Above piece excerpted from the forthcoming It’s Only Music: A Musical and Historical Memoir.
[1] Interestingly, Leppard guitarist Phil Collen, who was recruited from the “rouge ’n roll” group Girl, once played with a glitter band called Dumb Blondes, whose members wore female clothing and mascara and were heavily influenced by the New York Dolls. “We did the whole bit,” says Collen. “Stacked heels, black lipstick. We’re talking major embarrassment here” (qtd. in David Fricke’s Animal Instinct: The Def Leppard Story. Zomba Books, 1987. 78–79).
[3] “As one Guitar World writer put it, ‘Anyone who dares to claim that his first reaction to the cover of Poison’s debut wasn’t “Whoa! These chicks are hot!” is a lying sack of s##t’” (Konow 265).
[4] “Fallen Angel” by Poison; #12, 1988. “(She’s Just a) Fallen Angel” by Starz; #95, 1977. “Cool One” by Starz; 1977.
[6] “Blood on the Bricks” by Aldo Nova; 1991.

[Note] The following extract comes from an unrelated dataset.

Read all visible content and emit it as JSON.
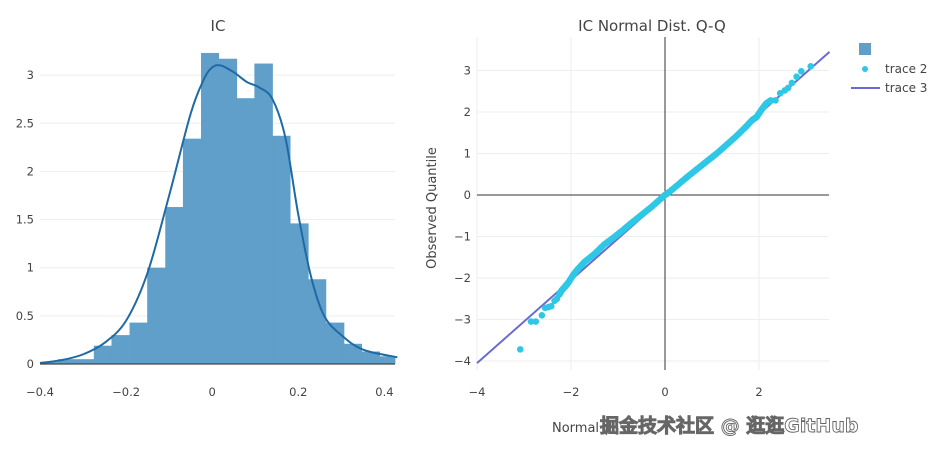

[7] One such example is David Lee Roth. Separated from Van Halen and a once-relevant solo career, Roth gigged in Las Vegas for a short time in 1995 then worked as a paramedic in New York City as the nineties moved into the first decade of the new century. Roth got lucky, however, when he was invited rejoin Van Halen in 2007 and has since spent most of his time playing sold-out shows in Japan, continuing to enjoy some semblance of the adoration and star treatment he once knew. But few metal artists had Roth’s musical legacy to fall back on. Fewer still had his wealth and resources with which to search for thrills analogous to those of rock superstardom when their time in the limelight was over. As a result, many had trouble returning and adjusting to normal life. I was only a zealous fan and ardent lover of the music, but even I had trouble letting go of the eighties. When I regrew my long hair in 2009, it wasn’t to confirm Stark’s ideas about gender-bending; it was, instead, an attempt to revisit and remake the past. And though women were attracted to me as strongly as ever, men despised and hated me. My male instructors and classmates at the University of Colorado at Denver and males in stores and on the streets all saw me as a weirdo; some were afraid to look me in the eye while others wanted to kick my ass. Long curly-girly eighties hair was out of place and simply unacceptable in the first decade of the twenty-first century. It was only then (20-plus years later) that I fully accepted the fact that the nineteen-eighties were over — dead, finished, kaput. (And that the diversity, tolerance, acceptance, and accommodation that were part and parcel of the decade had died as well.) Skid Row drummer Rob Affuso, who waged his own battle with the passing of the eighties and the loss of fame, says: “I can now see why so many ex-rock stars are drug addicts. You go through this incredible high, you’ve [attained] your dream, you’re living it, and then suddenly it’s over. You’re still trying to find that high and [many former rockers] look for it in drugs” (Konow 370).